In his new full-length, The Definition, Jon Bellion’s lyrics illustrate biting candor, defiant proclamations and intimate autobiographical detail. Durable rhythm tracks align to irresistible hooks and airy, high-gloss productions with Bellion’s tenor voice and honeyed, multi-tracked harmonies soaring high above.
The disparate musical points of reference––some of whom Bellion name checks in songs––include Lupe Fiasco, Death Cab for Cutie, Wu-Tang Clan and Band of Horses. “I wanted this album to sound like J. Dilla,” he says. “But like J. Dilla made a Pixar movie.” The sound of The Definition that he characterizes as “super bright, super attractive and super colorful” has a visual frame of reference. “I was watching Pixar movies before going into the studio,” he says. “They are so futuristic, so digestible and so full of color.”
As a songwriter of pop hits like Jason Derulo’s “Trumpets” and Eminem and Rihanna’s “Monster,” Bellion might seem like the latest in a string of collaborative pop wunderkinds. With the release of The Definition, it is essential to Bellion that listeners understand that this is not the case. “Every song on The Definition is better then ‘Monster,’ that goes without saying,” he confirms.
In his song “Munny Right,” he sings “Fast forward now I’m 22/Half a million after taxes just to make a couple songs.” The economics of a hit song that grant him artistic autonomy do not go unappreciated. “The fact I wrote a hit is phenomenal,” he confirms. “It’s not that I’m ungrateful. I just want to make sure people listen to what I take pride in. The publishing thing is amazing, but the artistry is really my baby and what I think is going change the culture and push it forward.”
Growing up in a suburban Long Island, N.Y. community, Bellion began dabbling with a keyboard his older brother brought home that enabled him to create beats. “It was just a long process of making whole songs,” he remembers of his childhood explorations. “And I slowly got better at the craft of making full records by myself.”
Dropping out of college, Bellion made a mixtape that found its way up from the underground. “I had just been fired from my job. Two days later I get a call from this kid named Matt who was an intern at Warner Bros. I had no idea who he was. He had gotten my number from my college or something. He said, ‘Kara DioGuardi wants to talk to you.’”

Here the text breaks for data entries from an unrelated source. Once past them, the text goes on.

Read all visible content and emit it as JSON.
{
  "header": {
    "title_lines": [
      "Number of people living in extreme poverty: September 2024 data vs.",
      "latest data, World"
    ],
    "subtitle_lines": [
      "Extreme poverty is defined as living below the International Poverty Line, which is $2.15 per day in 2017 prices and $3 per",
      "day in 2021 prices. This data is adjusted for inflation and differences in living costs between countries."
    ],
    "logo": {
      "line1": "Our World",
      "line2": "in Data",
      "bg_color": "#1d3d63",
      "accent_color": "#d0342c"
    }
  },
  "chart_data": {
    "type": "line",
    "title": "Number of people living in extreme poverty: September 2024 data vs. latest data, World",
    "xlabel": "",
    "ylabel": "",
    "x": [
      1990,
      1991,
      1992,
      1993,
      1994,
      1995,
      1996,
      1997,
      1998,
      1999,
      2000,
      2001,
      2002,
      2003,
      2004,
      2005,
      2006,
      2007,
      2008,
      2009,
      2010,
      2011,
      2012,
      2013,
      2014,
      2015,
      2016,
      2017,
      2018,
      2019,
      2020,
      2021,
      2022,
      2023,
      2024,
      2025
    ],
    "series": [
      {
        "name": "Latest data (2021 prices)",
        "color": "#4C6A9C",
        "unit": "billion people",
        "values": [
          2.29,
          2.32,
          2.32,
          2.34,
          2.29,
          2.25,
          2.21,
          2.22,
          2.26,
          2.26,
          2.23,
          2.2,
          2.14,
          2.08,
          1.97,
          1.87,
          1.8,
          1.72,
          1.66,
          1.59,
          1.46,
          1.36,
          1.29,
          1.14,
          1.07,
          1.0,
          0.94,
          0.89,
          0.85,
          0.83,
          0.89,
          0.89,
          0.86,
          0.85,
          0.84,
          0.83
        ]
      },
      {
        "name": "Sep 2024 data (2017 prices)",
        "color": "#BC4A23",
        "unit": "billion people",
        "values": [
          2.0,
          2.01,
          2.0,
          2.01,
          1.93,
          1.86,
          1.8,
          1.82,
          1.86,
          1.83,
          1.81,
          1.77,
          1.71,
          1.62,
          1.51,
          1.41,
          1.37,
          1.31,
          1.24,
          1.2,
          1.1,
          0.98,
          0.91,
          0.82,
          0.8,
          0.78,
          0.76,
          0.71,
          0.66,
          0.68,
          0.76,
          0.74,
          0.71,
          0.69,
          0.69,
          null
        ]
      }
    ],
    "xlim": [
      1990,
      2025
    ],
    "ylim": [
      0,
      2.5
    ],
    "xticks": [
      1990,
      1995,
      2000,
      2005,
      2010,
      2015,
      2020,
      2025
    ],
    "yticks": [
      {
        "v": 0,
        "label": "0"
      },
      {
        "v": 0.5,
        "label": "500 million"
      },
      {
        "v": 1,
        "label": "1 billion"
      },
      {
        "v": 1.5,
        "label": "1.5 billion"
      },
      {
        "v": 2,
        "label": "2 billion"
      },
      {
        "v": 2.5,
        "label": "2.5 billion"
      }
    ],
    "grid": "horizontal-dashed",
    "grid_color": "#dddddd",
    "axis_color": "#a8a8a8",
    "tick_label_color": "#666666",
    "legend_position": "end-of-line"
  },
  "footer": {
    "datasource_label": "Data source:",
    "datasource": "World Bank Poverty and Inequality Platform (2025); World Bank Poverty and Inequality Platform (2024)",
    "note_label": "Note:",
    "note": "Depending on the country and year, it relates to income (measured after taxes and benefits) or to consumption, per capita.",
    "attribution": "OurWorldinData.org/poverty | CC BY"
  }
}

Bellion had no idea who DioGuardi was either. Googling her, he discovered that the former American Idol judge was a hit songwriter and influential music executive. “I took the meeting and saw there could be a publishing deal. I knew that her company, Arthouse, could really take care of that aspect of my career; getting in with successful producers and writers who I could learn from and apply to my own artistry. They are great publishers who set me up to succeed.”
Although the studio is his home, Bellion relishes live performances. His current tour includes large clubs and listening rooms and will conclude at the Highline Ballroom in New York City. “I think a lot of people expect on this tour for it to be a ‘sit down piano’ type of feel,” he qualifies. “It’s super live. It can’t be the same record with stems that a DJ is spinning, playing through the house speakers with me singing. We really do a ‘Rage Against the Machine’ transcription of all my songs.”
Bellion, who is an avowed Christian, believes that there is much more to life than perceived levels of success. “The money, who you are, all of these things come and they go. We live in a world that’s going to disappear and we are going to leave one day. If my career fell apart tomorrow, if I had zero in my bank account, that does not affect the way I feel about myself or the way God made me, because none of that defines who I am. My identity is not in my music. I am a child of God before anything else.”